Vencida a hesitação de Carneiro sob o mando de Sinhá, João vai ao pai de Damião e retorna um bilhete afirmando: o pai não aceitara a decisão do filho. Sinhá responde ao bilhete, dizendo a Carneiro que salve o garoto, sob pena de fazer com que ele Carneiro desapareça da vida dela.

Mas a noite chegou. Lucrecia não havia terminado a almofada. Sinhá fica possessa e parte para cima da criada, pedindo a Damião que lhe estenda a vara. Ele hesita outra vez, mas, entre cumprir o desejo de proteger Lucrecia e alcançar seu intento de deixar o seminário, opta por salvar a própria pele. Acaba passando a vara às mãos de Sinhá Rita.

Temos aí a caracterização dos sujeitos: Damião é egoísta; João Carneiro, dócil; Sinhá Rita, autoritária e prepotente; Lucrecia, a alienada, no sentido de que não tem o menor controle de si, de seus atos e vontades.

Como a subjetividade diz respeito ao modo como cada um pensa, reflete, sente, percebe, age e interage com o mundo objetivo, a maneira com que cada um desses personagens realiza esses processos depende daquele sujeito cartesiano ou será fruto dos processos de sociabilidade vividos ao longo de suas vidas?

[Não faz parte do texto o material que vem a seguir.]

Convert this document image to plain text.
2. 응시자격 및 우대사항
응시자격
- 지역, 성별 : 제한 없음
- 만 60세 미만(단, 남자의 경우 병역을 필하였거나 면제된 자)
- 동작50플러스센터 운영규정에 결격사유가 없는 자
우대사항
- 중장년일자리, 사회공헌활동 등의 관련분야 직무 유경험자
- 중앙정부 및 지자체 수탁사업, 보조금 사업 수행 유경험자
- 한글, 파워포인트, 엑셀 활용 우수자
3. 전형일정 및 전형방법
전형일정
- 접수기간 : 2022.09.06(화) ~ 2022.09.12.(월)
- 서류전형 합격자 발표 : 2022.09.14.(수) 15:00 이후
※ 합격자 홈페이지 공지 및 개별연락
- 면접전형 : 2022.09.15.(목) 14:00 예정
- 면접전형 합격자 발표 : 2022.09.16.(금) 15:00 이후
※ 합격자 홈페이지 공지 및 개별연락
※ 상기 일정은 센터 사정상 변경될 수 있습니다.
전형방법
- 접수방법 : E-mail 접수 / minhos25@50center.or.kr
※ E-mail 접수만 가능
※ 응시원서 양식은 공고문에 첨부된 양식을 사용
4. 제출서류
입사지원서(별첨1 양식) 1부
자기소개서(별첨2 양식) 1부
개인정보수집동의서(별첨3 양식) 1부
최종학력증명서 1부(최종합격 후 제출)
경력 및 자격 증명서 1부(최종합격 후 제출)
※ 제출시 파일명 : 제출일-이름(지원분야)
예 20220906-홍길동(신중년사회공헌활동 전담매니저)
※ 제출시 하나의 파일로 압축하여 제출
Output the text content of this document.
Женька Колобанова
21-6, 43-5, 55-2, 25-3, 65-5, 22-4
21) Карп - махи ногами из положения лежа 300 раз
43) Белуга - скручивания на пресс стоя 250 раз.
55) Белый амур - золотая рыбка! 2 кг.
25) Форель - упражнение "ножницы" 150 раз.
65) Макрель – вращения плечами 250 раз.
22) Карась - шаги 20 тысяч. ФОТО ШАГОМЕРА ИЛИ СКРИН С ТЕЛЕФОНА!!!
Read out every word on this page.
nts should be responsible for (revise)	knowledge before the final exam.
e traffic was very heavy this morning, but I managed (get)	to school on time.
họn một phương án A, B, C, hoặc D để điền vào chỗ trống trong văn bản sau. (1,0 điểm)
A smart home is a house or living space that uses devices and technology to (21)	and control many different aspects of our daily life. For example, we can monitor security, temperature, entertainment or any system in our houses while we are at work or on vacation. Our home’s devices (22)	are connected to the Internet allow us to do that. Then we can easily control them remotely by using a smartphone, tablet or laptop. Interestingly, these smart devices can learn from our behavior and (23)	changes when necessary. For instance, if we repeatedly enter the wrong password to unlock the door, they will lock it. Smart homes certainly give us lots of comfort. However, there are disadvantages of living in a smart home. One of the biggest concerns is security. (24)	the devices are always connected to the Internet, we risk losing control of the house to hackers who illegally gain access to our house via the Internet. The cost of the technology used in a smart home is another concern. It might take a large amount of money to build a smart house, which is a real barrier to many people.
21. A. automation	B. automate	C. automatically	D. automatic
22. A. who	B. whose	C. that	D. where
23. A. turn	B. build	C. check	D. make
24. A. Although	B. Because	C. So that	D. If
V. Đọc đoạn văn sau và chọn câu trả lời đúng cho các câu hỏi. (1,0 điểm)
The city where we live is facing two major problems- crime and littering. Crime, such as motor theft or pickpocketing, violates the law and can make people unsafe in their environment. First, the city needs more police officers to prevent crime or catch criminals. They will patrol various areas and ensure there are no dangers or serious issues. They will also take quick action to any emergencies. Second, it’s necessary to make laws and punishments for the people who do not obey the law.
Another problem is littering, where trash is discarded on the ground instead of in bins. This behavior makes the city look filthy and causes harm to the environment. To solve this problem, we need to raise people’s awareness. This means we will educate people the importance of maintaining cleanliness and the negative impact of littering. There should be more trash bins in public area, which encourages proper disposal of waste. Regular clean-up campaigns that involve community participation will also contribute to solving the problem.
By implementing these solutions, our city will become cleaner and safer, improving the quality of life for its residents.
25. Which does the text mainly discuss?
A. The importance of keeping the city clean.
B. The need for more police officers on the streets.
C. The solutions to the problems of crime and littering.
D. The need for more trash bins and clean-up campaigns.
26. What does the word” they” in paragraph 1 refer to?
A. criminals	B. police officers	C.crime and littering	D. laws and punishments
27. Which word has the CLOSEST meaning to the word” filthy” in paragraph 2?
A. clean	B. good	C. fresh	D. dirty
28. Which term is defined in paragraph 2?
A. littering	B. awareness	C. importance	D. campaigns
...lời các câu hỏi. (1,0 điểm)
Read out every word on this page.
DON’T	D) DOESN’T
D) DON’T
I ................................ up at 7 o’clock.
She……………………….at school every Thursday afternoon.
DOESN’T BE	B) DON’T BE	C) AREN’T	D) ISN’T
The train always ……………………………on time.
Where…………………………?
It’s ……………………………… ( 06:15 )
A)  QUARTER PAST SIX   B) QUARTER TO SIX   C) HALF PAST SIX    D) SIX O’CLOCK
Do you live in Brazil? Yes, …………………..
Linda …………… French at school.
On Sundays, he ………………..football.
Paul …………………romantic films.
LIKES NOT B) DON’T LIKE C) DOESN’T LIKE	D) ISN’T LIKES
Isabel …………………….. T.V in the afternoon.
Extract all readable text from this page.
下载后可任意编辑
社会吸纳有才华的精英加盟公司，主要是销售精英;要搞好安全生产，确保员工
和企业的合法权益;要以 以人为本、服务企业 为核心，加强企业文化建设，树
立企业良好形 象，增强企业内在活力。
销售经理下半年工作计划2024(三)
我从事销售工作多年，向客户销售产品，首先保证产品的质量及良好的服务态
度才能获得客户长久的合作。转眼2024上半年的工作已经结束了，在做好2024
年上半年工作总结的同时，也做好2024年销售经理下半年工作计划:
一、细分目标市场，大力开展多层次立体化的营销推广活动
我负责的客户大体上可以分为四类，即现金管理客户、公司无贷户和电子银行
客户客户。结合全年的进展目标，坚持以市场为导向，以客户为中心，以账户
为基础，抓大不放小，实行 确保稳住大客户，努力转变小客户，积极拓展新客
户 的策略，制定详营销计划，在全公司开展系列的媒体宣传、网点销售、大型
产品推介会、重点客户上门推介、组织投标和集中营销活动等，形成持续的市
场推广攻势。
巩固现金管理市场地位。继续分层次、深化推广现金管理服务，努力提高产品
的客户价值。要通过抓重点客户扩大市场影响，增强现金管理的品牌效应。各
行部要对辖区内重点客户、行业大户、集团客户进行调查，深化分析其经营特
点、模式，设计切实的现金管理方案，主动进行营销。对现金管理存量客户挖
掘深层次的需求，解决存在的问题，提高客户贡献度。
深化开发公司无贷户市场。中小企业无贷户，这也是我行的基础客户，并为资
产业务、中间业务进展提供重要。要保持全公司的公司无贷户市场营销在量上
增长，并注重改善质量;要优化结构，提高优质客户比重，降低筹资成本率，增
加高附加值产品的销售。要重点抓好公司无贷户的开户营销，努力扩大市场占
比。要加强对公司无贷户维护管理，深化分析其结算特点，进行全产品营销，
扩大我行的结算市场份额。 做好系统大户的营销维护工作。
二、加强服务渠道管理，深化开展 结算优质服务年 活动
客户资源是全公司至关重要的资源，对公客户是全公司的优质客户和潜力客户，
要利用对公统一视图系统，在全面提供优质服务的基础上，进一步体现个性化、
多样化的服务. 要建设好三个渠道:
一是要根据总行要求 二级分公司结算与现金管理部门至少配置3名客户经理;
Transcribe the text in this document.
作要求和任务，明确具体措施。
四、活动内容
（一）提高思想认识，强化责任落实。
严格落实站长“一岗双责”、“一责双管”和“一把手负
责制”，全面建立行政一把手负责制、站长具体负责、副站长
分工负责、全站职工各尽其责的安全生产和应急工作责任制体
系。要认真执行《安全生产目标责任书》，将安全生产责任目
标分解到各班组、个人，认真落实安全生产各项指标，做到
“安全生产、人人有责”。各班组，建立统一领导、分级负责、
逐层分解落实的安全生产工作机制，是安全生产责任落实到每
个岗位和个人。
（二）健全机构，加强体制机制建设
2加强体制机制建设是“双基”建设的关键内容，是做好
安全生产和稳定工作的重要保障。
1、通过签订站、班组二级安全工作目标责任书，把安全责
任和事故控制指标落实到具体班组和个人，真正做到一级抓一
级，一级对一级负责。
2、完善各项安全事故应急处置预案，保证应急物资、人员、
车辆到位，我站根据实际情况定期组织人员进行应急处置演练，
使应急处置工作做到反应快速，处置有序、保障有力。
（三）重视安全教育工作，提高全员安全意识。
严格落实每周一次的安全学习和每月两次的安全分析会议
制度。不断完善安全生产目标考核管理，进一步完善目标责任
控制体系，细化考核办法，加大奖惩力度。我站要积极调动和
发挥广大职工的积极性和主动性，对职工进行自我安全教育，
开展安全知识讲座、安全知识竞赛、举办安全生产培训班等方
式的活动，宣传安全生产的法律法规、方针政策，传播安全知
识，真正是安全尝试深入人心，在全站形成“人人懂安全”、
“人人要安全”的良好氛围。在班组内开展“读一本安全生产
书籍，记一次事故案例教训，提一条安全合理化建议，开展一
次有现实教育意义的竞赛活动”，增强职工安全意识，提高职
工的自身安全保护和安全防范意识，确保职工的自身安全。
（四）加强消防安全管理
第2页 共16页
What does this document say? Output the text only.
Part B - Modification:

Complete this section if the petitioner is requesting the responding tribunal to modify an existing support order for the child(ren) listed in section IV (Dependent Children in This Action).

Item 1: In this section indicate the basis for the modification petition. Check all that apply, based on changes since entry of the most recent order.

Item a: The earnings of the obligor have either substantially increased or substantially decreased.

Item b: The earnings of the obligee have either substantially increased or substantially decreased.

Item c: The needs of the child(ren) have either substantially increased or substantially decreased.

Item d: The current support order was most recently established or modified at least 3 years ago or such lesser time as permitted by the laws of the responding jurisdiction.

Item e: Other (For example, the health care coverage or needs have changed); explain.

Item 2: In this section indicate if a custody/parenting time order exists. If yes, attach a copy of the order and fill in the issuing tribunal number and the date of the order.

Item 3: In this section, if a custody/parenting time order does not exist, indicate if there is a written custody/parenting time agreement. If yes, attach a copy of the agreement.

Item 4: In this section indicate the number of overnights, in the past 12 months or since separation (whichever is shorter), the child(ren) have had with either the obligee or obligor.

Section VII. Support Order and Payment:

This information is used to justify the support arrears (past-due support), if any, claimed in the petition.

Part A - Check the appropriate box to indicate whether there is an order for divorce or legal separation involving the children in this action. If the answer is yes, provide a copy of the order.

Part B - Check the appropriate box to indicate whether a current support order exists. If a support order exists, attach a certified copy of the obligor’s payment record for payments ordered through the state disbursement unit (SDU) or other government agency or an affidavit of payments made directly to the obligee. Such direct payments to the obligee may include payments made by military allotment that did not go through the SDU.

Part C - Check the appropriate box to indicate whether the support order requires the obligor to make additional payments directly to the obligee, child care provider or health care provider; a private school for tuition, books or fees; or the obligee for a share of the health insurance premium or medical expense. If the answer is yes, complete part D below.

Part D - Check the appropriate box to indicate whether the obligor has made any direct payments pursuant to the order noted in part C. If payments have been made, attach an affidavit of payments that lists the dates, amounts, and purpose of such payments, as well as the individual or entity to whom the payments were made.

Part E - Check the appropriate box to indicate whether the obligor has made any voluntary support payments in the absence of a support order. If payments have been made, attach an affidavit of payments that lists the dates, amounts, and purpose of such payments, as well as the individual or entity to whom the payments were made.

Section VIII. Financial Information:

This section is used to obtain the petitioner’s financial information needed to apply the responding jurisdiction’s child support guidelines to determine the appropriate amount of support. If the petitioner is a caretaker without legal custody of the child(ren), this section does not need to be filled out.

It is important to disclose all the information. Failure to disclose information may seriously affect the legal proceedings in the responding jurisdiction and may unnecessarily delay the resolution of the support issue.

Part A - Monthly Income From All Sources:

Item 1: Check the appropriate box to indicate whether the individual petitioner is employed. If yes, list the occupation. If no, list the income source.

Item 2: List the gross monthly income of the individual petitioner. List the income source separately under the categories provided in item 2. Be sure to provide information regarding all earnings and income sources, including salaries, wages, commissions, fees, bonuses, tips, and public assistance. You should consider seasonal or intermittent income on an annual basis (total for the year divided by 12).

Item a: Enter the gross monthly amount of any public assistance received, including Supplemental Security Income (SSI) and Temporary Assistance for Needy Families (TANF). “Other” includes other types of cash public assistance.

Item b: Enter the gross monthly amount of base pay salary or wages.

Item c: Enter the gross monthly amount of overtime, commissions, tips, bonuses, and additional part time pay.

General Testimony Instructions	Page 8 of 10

Por que, mesmo sendo igualmente racionais, esses sujeitos apresentam modos diversos de ser, estar, sentir e representar o mundo?

Creio que essas perguntas constituem um bom caminho para pensarmos no que consiste e em como se manifesta a subjetividade humana. Nesse tipo de assunto, mais vale a atitude investigativa do que as respostas prontas, que, aliás, não existem.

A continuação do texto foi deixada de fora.